The Great Write Way, Act Three: Where's the gun?
A place for Buffistas to discuss, beta and otherwise deal and dish on their non-fan fiction projects.
It's cyclical, though.
Right now, for instance, YA is HUGE. They're taking lots of stuff they never would have touched a couple of years ago, because a really large percentage of it is selling (which is, of course, the bottom line). But a couple years down the road, that's going to change, just like everything does.
Just like all the Harry Potter imitators (or at least the acquisition of them) have already slowed down a little bit.
Barb, how about writing satirical hard core romance - take all the rules, obey them and make fun of them? Call it "Glittery Hoo-Ha". More outrageous than your usual stuff, but definitely not beyond your talents.
Because with my luck, it would sell and then I'd be STUCK FOREVER writing about the Glittery Hoo-Ha.
Can't take the risk.
I'm having trouble with a current piece where I'm in the middle of crucial introduction of people and establishing initial reactions between characters. I'm finding it horribly boring to write because I know where it all ends, but I have to keep reminding myself that the reader will need this information.

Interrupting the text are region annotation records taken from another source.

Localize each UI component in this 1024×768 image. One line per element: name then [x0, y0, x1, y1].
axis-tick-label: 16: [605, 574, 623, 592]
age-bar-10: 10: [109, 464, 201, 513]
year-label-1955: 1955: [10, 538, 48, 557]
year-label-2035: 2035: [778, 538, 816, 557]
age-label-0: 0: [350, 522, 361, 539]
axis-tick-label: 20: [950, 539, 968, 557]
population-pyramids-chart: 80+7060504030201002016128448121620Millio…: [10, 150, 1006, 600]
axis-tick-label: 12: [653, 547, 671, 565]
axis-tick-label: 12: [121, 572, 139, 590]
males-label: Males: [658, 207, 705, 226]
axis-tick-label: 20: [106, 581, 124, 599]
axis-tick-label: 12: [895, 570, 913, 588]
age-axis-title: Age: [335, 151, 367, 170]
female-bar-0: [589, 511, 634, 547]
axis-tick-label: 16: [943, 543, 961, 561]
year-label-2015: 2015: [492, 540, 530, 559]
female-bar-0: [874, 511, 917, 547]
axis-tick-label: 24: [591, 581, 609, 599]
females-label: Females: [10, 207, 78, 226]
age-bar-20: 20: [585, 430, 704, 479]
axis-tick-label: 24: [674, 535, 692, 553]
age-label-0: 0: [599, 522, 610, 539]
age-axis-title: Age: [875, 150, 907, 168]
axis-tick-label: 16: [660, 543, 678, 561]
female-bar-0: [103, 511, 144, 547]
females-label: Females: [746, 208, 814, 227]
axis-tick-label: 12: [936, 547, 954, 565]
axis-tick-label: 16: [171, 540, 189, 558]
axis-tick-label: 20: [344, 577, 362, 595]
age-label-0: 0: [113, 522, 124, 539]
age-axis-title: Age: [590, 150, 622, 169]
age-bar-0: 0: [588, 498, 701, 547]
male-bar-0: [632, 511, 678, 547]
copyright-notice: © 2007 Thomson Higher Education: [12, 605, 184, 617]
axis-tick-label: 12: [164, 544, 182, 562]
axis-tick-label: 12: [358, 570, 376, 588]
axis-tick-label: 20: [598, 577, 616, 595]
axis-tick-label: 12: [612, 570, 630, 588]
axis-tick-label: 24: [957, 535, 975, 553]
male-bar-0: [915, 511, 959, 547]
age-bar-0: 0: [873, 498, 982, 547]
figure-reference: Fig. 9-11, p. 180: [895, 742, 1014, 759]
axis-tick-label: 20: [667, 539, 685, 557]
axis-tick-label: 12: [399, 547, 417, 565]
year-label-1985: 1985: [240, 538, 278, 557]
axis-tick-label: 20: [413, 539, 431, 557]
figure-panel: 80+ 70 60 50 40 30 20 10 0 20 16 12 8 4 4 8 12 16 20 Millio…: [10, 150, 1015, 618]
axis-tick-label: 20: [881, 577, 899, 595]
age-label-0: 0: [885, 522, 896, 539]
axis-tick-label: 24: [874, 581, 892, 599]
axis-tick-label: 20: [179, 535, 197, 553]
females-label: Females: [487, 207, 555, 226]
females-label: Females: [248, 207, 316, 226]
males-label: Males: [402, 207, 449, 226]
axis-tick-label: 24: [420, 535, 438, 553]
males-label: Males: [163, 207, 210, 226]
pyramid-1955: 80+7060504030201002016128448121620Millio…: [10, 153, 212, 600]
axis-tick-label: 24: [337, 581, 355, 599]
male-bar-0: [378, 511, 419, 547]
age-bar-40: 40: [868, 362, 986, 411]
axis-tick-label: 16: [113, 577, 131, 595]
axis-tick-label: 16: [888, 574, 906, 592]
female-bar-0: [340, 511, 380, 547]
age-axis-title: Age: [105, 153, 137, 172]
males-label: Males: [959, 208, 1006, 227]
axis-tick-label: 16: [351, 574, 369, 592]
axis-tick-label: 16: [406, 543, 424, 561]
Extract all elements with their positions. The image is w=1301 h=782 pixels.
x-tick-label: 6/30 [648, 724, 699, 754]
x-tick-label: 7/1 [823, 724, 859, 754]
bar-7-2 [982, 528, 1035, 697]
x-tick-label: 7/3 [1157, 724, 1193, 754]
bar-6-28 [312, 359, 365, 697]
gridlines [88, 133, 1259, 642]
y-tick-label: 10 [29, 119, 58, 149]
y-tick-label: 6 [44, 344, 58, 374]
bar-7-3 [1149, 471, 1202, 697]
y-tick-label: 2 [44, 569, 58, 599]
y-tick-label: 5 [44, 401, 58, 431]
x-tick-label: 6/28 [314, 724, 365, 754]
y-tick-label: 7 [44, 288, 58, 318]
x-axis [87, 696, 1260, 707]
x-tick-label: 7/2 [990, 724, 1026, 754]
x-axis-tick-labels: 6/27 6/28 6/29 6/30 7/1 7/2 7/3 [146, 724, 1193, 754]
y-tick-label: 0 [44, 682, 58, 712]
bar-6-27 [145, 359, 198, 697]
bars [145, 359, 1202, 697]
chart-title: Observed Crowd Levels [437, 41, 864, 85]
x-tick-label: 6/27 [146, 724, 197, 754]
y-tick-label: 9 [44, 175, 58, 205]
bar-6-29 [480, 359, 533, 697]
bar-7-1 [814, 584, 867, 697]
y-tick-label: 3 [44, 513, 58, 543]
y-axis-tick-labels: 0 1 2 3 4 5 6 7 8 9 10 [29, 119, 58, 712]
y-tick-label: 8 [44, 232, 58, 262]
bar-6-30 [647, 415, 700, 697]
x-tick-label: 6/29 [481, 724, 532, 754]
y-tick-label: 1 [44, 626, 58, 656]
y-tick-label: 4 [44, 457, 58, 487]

It's like pointing out the emergency exits and flotation devices that may be needed later in the flight when you really want to get to the takeoff.
Connie, I'm sorry, I sort of hijacked things with my grumblings about The State of Publishing, but I wanted to come back to what you were saying here-- one thing I'd suggest is that if you're bored, it's likely your reader will be too-- the suggestion always tossed my way is to start where the action starts-- where these characters meet, and seed in the necessary information.
I mean, without knowing more about the story, that's just something to toss out there for you to consider as a technique.
Argh, argh, argh. One of the suggestions my editor made for a revision is to include a section on "traditional" etiquette, and what are some gothy twists on them. Stuff like thank you notes, handshakes, looking people in the eye, and so on.
The problem is, there *aren't* really any gothy twists to them. No really, there aren't. I've been thinking about this since she sent me the edits, and I'm coming up blank. She won't be terribly disappointed in me if I don't take all of her suggestions, will she?
She won't be terribly disappointed in me if I don't take all of her suggestions, will she?
Nope. They're suggestions, after all. What's she's asking is, if there is something that fits within this parameter, she'd like to see it. When you return the manuscript tell her you gave all her suggestions a lot of consideration, you implemented the ones you thought would work and others, simply didn't apply.
Unless there's some spin you can put on it--
You could write an essay on how fundamental courtesy transcends subculture, Jilli.
Although that's not like Hecate's Blessing of the Housewarming Gift, or whatever she's hoping for,
When you return the manuscript tell her you gave all her suggestions a lot of consideration, you implemented the ones you thought would work and others, simply didn't apply.
Oh thank goodness. That's what I'll do.
Although that's not like Hecate's Blessing of the Housewarming Gift, or whatever she's hoping for
Ha! erika, I may send that phrase to my Very Wiccan PseudoSibling. He'd get a kick out of it.
Or, Jilli, you could point out that the old-fashioned, very formal, courtesies fit in nicely with some sections of the gothy world. I mean, if a man is wearing a frock coat, he's more likely to write a thank-you note (in black ink on nice notepaper) than e-mail a "thank for the grub" message.